Jo Halbig: Genau. Als alle schon recht gut drauf waren, fragte der Fotograf, ob wir nicht Bock hätten, nackt durch die Büsche zu springen.Es war nichts, das wir forciert haben, aber zum Glück waren alle sofort einverstanden. Es wurde sogar analog fotografiert. Am Ende hatten wir dann drei Bilder und eines davon wurde das Album-Cover, das auch den Blankziehen-Effekt abbildet, den wir mit dem Album zeigen möchten. Die hübsche Dame in der Mitte ist eine gute Freundin von uns, deren wunderhübsches Hinterteil jetzt durch die Welt kursiert.

regioactive.de: Im November und Dezember seid ihr ja auf großer Deutschlandtour.  Werdet ihr auch Songs aus den Anfangsjahren spielen?

Jo Halbig: Nach 14 Jahren Bandkarriere ist es schwierig, ein Set zu bauen, das für 1,5 Stunden eine perfekte Mischung bietet. Wir haben mittlerweile schon so viele Songs und daher müssen wir natürlich aussortieren, aber es werden definitiv auch Songs von früher dabei sein. Ich denke, das Set wird sich immer wieder unterscheiden. 
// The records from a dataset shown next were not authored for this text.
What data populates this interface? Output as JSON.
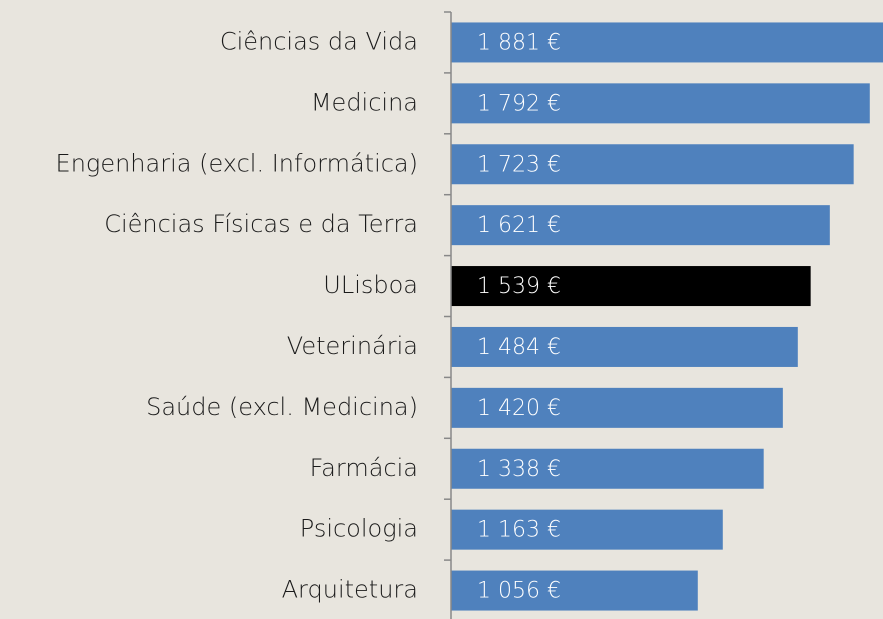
{
  "chart_data": {
    "type": "barh",
    "categories": [
      "Ciências da Vida",
      "Medicina",
      "Engenharia (excl. Informática)",
      "Ciências Físicas e da Terra",
      "ULisboa",
      "Veterinária",
      "Saúde (excl. Medicina)",
      "Farmácia",
      "Psicologia",
      "Arquitetura"
    ],
    "values": [
      1881,
      1792,
      1723,
      1621,
      1539,
      1484,
      1420,
      1338,
      1163,
      1056
    ],
    "value_labels": [
      "1 881 €",
      "1 792 €",
      "1 723 €",
      "1 621 €",
      "1 539 €",
      "1 484 €",
      "1 420 €",
      "1 338 €",
      "1 163 €",
      "1 056 €"
    ],
    "colors": [
      "#4f81bd",
      "#4f81bd",
      "#4f81bd",
      "#4f81bd",
      "#000000",
      "#4f81bd",
      "#4f81bd",
      "#4f81bd",
      "#4f81bd",
      "#4f81bd"
    ]
  }
}
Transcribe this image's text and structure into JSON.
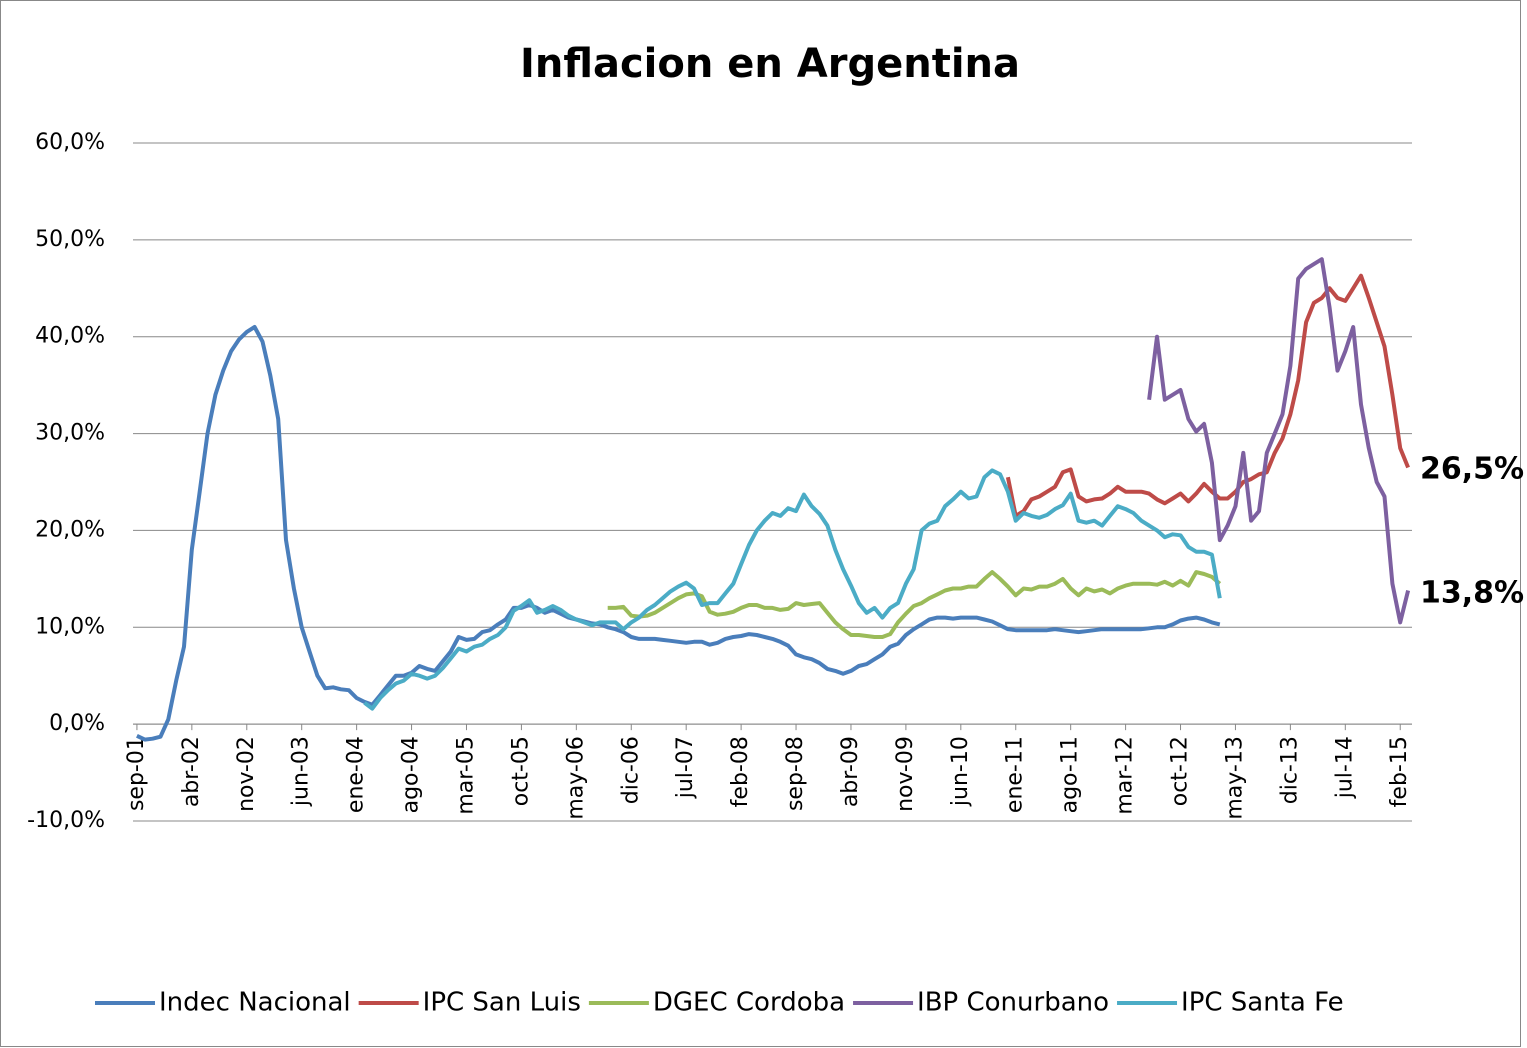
{
  "chart_data": {
    "type": "line",
    "title": "Inflacion en Argentina",
    "categories": [
      "sep-01",
      null,
      null,
      null,
      null,
      null,
      null,
      "abr-02",
      null,
      null,
      null,
      null,
      null,
      null,
      "nov-02",
      null,
      null,
      null,
      null,
      null,
      null,
      "jun-03",
      null,
      null,
      null,
      null,
      null,
      null,
      "ene-04",
      null,
      null,
      null,
      null,
      null,
      null,
      "ago-04",
      null,
      null,
      null,
      null,
      null,
      null,
      "mar-05",
      null,
      null,
      null,
      null,
      null,
      null,
      "oct-05",
      null,
      null,
      null,
      null,
      null,
      null,
      "may-06",
      null,
      null,
      null,
      null,
      null,
      null,
      "dic-06",
      null,
      null,
      null,
      null,
      null,
      null,
      "jul-07",
      null,
      null,
      null,
      null,
      null,
      null,
      "feb-08",
      null,
      null,
      null,
      null,
      null,
      null,
      "sep-08",
      null,
      null,
      null,
      null,
      null,
      null,
      "abr-09",
      null,
      null,
      null,
      null,
      null,
      null,
      "nov-09",
      null,
      null,
      null,
      null,
      null,
      null,
      "jun-10",
      null,
      null,
      null,
      null,
      null,
      null,
      "ene-11",
      null,
      null,
      null,
      null,
      null,
      null,
      "ago-11",
      null,
      null,
      null,
      null,
      null,
      null,
      "mar-12",
      null,
      null,
      null,
      null,
      null,
      null,
      "oct-12",
      null,
      null,
      null,
      null,
      null,
      null,
      "may-13",
      null,
      null,
      null,
      null,
      null,
      null,
      "dic-13",
      null,
      null,
      null,
      null,
      null,
      null,
      "jul-14",
      null,
      null,
      null,
      null,
      null,
      null,
      "feb-15",
      null
    ],
    "series": [
      {
        "name": "Indec Nacional",
        "color": "#4a7ebb",
        "values": [
          -1.2,
          -1.6,
          -1.5,
          -1.3,
          0.5,
          4.5,
          8,
          18,
          24,
          30,
          34,
          36.5,
          38.5,
          39.7,
          40.5,
          41,
          39.5,
          36,
          31.5,
          19,
          14,
          10,
          7.5,
          5,
          3.7,
          3.8,
          3.6,
          3.5,
          2.7,
          2.3,
          2,
          3,
          4,
          5,
          5,
          5.3,
          6,
          5.7,
          5.5,
          6.5,
          7.5,
          9,
          8.7,
          8.8,
          9.5,
          9.7,
          10.3,
          10.8,
          12,
          12,
          12.3,
          12,
          11.5,
          11.8,
          11.4,
          11,
          10.8,
          10.6,
          10.4,
          10.3,
          10,
          9.8,
          9.5,
          9,
          8.8,
          8.8,
          8.8,
          8.7,
          8.6,
          8.5,
          8.4,
          8.5,
          8.5,
          8.2,
          8.4,
          8.8,
          9,
          9.1,
          9.3,
          9.2,
          9,
          8.8,
          8.5,
          8.1,
          7.2,
          6.9,
          6.7,
          6.3,
          5.7,
          5.5,
          5.2,
          5.5,
          6,
          6.2,
          6.7,
          7.2,
          8,
          8.3,
          9.2,
          9.8,
          10.3,
          10.8,
          11,
          11,
          10.9,
          11,
          11,
          11,
          10.8,
          10.6,
          10.2,
          9.8,
          9.7,
          9.7,
          9.7,
          9.7,
          9.7,
          9.8,
          9.7,
          9.6,
          9.5,
          9.6,
          9.7,
          9.8,
          9.8,
          9.8,
          9.8,
          9.8,
          9.8,
          9.9,
          10,
          10,
          10.3,
          10.7,
          10.9,
          11,
          10.8,
          10.5,
          10.3,
          null,
          null,
          null,
          null,
          null,
          null,
          null,
          null,
          null,
          null,
          null,
          null,
          null,
          null,
          null,
          null,
          null,
          null,
          null,
          null,
          null,
          null,
          null,
          null
        ]
      },
      {
        "name": "IPC San Luis",
        "color": "#be4b48",
        "values": [
          null,
          null,
          null,
          null,
          null,
          null,
          null,
          null,
          null,
          null,
          null,
          null,
          null,
          null,
          null,
          null,
          null,
          null,
          null,
          null,
          null,
          null,
          null,
          null,
          null,
          null,
          null,
          null,
          null,
          null,
          null,
          null,
          null,
          null,
          null,
          null,
          null,
          null,
          null,
          null,
          null,
          null,
          null,
          null,
          null,
          null,
          null,
          null,
          null,
          null,
          null,
          null,
          null,
          null,
          null,
          null,
          null,
          null,
          null,
          null,
          null,
          null,
          null,
          null,
          null,
          null,
          null,
          null,
          null,
          null,
          null,
          null,
          null,
          null,
          null,
          null,
          null,
          null,
          null,
          null,
          null,
          null,
          null,
          null,
          null,
          null,
          null,
          null,
          null,
          null,
          null,
          null,
          null,
          null,
          null,
          null,
          null,
          null,
          null,
          null,
          null,
          null,
          null,
          null,
          null,
          null,
          null,
          null,
          null,
          null,
          null,
          25.5,
          21.5,
          22,
          23.2,
          23.5,
          24,
          24.5,
          26,
          26.3,
          23.5,
          23,
          23.2,
          23.3,
          23.8,
          24.5,
          24,
          24,
          24,
          23.8,
          23.2,
          22.8,
          23.3,
          23.8,
          23,
          23.8,
          24.8,
          24,
          23.3,
          23.3,
          24,
          25,
          25.3,
          25.8,
          26,
          28,
          29.5,
          32,
          35.5,
          41.5,
          43.5,
          44,
          45,
          44,
          43.7,
          45,
          46.3,
          44,
          41.5,
          39,
          34,
          28.5,
          26.5
        ]
      },
      {
        "name": "DGEC Cordoba",
        "color": "#9bbb59",
        "values": [
          null,
          null,
          null,
          null,
          null,
          null,
          null,
          null,
          null,
          null,
          null,
          null,
          null,
          null,
          null,
          null,
          null,
          null,
          null,
          null,
          null,
          null,
          null,
          null,
          null,
          null,
          null,
          null,
          null,
          null,
          null,
          null,
          null,
          null,
          null,
          null,
          null,
          null,
          null,
          null,
          null,
          null,
          null,
          null,
          null,
          null,
          null,
          null,
          null,
          null,
          null,
          null,
          null,
          null,
          null,
          null,
          null,
          null,
          null,
          null,
          12,
          12,
          12.1,
          11.2,
          11.1,
          11.2,
          11.5,
          12,
          12.5,
          13,
          13.4,
          13.5,
          13.2,
          11.6,
          11.3,
          11.4,
          11.6,
          12,
          12.3,
          12.3,
          12,
          12,
          11.8,
          11.9,
          12.5,
          12.3,
          12.4,
          12.5,
          11.5,
          10.5,
          9.8,
          9.2,
          9.2,
          9.1,
          9,
          9,
          9.3,
          10.5,
          11.4,
          12.2,
          12.5,
          13,
          13.4,
          13.8,
          14,
          14,
          14.2,
          14.2,
          15,
          15.7,
          15,
          14.2,
          13.3,
          14,
          13.9,
          14.2,
          14.2,
          14.5,
          15,
          14,
          13.3,
          14,
          13.7,
          13.9,
          13.5,
          14,
          14.3,
          14.5,
          14.5,
          14.5,
          14.4,
          14.7,
          14.3,
          14.8,
          14.3,
          15.7,
          15.5,
          15.2,
          14.5,
          null,
          null,
          null,
          null,
          null,
          null,
          null,
          null,
          null,
          null,
          null,
          null,
          null,
          null,
          null,
          null,
          null,
          null,
          null,
          null,
          null,
          null,
          null,
          null
        ]
      },
      {
        "name": "IBP Conurbano",
        "color": "#7d60a0",
        "values": [
          null,
          null,
          null,
          null,
          null,
          null,
          null,
          null,
          null,
          null,
          null,
          null,
          null,
          null,
          null,
          null,
          null,
          null,
          null,
          null,
          null,
          null,
          null,
          null,
          null,
          null,
          null,
          null,
          null,
          null,
          null,
          null,
          null,
          null,
          null,
          null,
          null,
          null,
          null,
          null,
          null,
          null,
          null,
          null,
          null,
          null,
          null,
          null,
          null,
          null,
          null,
          null,
          null,
          null,
          null,
          null,
          null,
          null,
          null,
          null,
          null,
          null,
          null,
          null,
          null,
          null,
          null,
          null,
          null,
          null,
          null,
          null,
          null,
          null,
          null,
          null,
          null,
          null,
          null,
          null,
          null,
          null,
          null,
          null,
          null,
          null,
          null,
          null,
          null,
          null,
          null,
          null,
          null,
          null,
          null,
          null,
          null,
          null,
          null,
          null,
          null,
          null,
          null,
          null,
          null,
          null,
          null,
          null,
          null,
          null,
          null,
          null,
          null,
          null,
          null,
          null,
          null,
          null,
          null,
          null,
          null,
          null,
          null,
          null,
          null,
          null,
          null,
          null,
          null,
          33.5,
          40,
          33.5,
          34,
          34.5,
          31.5,
          30.2,
          31,
          27,
          19,
          20.5,
          22.5,
          28,
          21,
          22,
          28,
          30,
          32,
          37,
          46,
          47,
          47.5,
          48,
          43,
          36.5,
          38.5,
          41,
          33,
          28.5,
          25,
          23.5,
          14.5,
          10.5,
          13.8
        ]
      },
      {
        "name": "IPC Santa Fe",
        "color": "#4bacc6",
        "values": [
          null,
          null,
          null,
          null,
          null,
          null,
          null,
          null,
          null,
          null,
          null,
          null,
          null,
          null,
          null,
          null,
          null,
          null,
          null,
          null,
          null,
          null,
          null,
          null,
          null,
          null,
          null,
          null,
          null,
          2.2,
          1.6,
          2.7,
          3.5,
          4.2,
          4.5,
          5.2,
          5,
          4.7,
          5,
          5.8,
          6.8,
          7.8,
          7.5,
          8,
          8.2,
          8.8,
          9.2,
          10,
          11.7,
          12.2,
          12.8,
          11.5,
          11.8,
          12.2,
          11.8,
          11.2,
          10.8,
          10.5,
          10.2,
          10.5,
          10.5,
          10.5,
          9.8,
          10.5,
          11,
          11.8,
          12.3,
          13,
          13.7,
          14.2,
          14.6,
          14,
          12.3,
          12.5,
          12.5,
          13.5,
          14.5,
          16.5,
          18.5,
          20,
          21,
          21.8,
          21.5,
          22.3,
          22,
          23.7,
          22.5,
          21.7,
          20.5,
          18,
          16,
          14.3,
          12.5,
          11.5,
          12,
          11,
          12,
          12.5,
          14.5,
          16,
          20,
          20.7,
          21,
          22.5,
          23.2,
          24,
          23.3,
          23.5,
          25.5,
          26.2,
          25.8,
          24,
          21,
          21.8,
          21.5,
          21.3,
          21.6,
          22.2,
          22.6,
          23.8,
          21,
          20.8,
          21,
          20.5,
          21.5,
          22.5,
          22.2,
          21.8,
          21,
          20.5,
          20,
          19.3,
          19.6,
          19.5,
          18.3,
          17.8,
          17.8,
          17.5,
          13,
          null,
          null,
          null,
          null,
          null,
          null,
          null,
          null,
          null,
          null,
          null,
          null,
          null,
          null,
          null,
          null,
          null,
          null,
          null,
          null,
          null,
          null,
          null,
          null
        ]
      }
    ],
    "ylim": [
      -10,
      60
    ],
    "yticks": [
      {
        "value": -10,
        "label": "-10,0%"
      },
      {
        "value": 0,
        "label": "0,0%"
      },
      {
        "value": 10,
        "label": "10,0%"
      },
      {
        "value": 20,
        "label": "20,0%"
      },
      {
        "value": 30,
        "label": "30,0%"
      },
      {
        "value": 40,
        "label": "40,0%"
      },
      {
        "value": 50,
        "label": "50,0%"
      },
      {
        "value": 60,
        "label": "60,0%"
      }
    ],
    "grid": true,
    "legend": "bottom",
    "annotations": [
      {
        "text": "26,5%",
        "color": "#ff0000"
      },
      {
        "text": "13,8%",
        "color": "#7030a0"
      }
    ]
  }
}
regioactive.de: Was können die Fans auf den Konzerten noch von euch erwarten?

Jo Halbig: Was wir mit "High" das erste Mal machen werden und was es bis dato noch nie gab: Wir werden das komplette Album live spielen. Meistens ist es ja so, dass einige Songs rausfliegen, weil man live nicht wirklich Bock darauf hat. Auf jeden Fall erwartet die Fans zum ersten Mal eine große Tour als Trio. Wir waren ja vorher lange Zeit mit einem Live-Bassisten unterwegs. Seit 1,5 Jahren spiele ich ja Bass, somit sind wir jetzt live die reinste Form einer Rock-Band und werden das auch entsprechend auf der Bühne umsetzen.

regioactive.de: Habt ihr eine große Fangemeinde in Frankreich?

Jo Halbig: Ja, tatsächlich. In Frankreich haben wir unsere größte Fanbase im Ausland, auch Russland ist vorne mit dabei. Wir spielen auch auf dieser Tour wieder zwei Konzerte in Lyon und Paris. Es ist ein schönes Privileg, dass wir sozusagen als Urlaubsreise dorthin fahren dürfen. Es gibt dort tatsächlich Fans, die wegen uns Deutsch lernen. Es ist super spannend, weil wir uns das selber nicht wirklich erklären können. Auf jeden Fall ist es eine tolle Erfahrung.

regioactive.de: Lebt ihr eigentlich hauptsächlich von der Musik?

Jo Halbig: Wir leben größtenteils schon von der Musik, aber trotzdem macht jeder von uns nebenbei noch unnglaublich viele andere Sachen. Fabi hat nebenbei Film studiert und schauspielert noch, wenn er Zeit findet, falls Max und ich im Studio sind. Ich veranstalte zu Hause in München Events und Partys, wenn wir nicht gerade auf Tour sind. Es ist uns wichtig, breit aufgestellt zu sein und nicht komplett Tag und Nacht für die Band da zu sein, da man von den anderen Projekten auch Inspirationen erhält. Ich glaube, dass wir Typen sind, die nur ungern still herumsitzen. Ich will zum Beispiel demnächst auch anfangen, ein Buch zu schreiben. Es gibt also zahlreiche Dinge, die wir machen, anders als andere Bands, die zwischen Tour und Studio nur zu Hause rumhängen und DVDs schauen.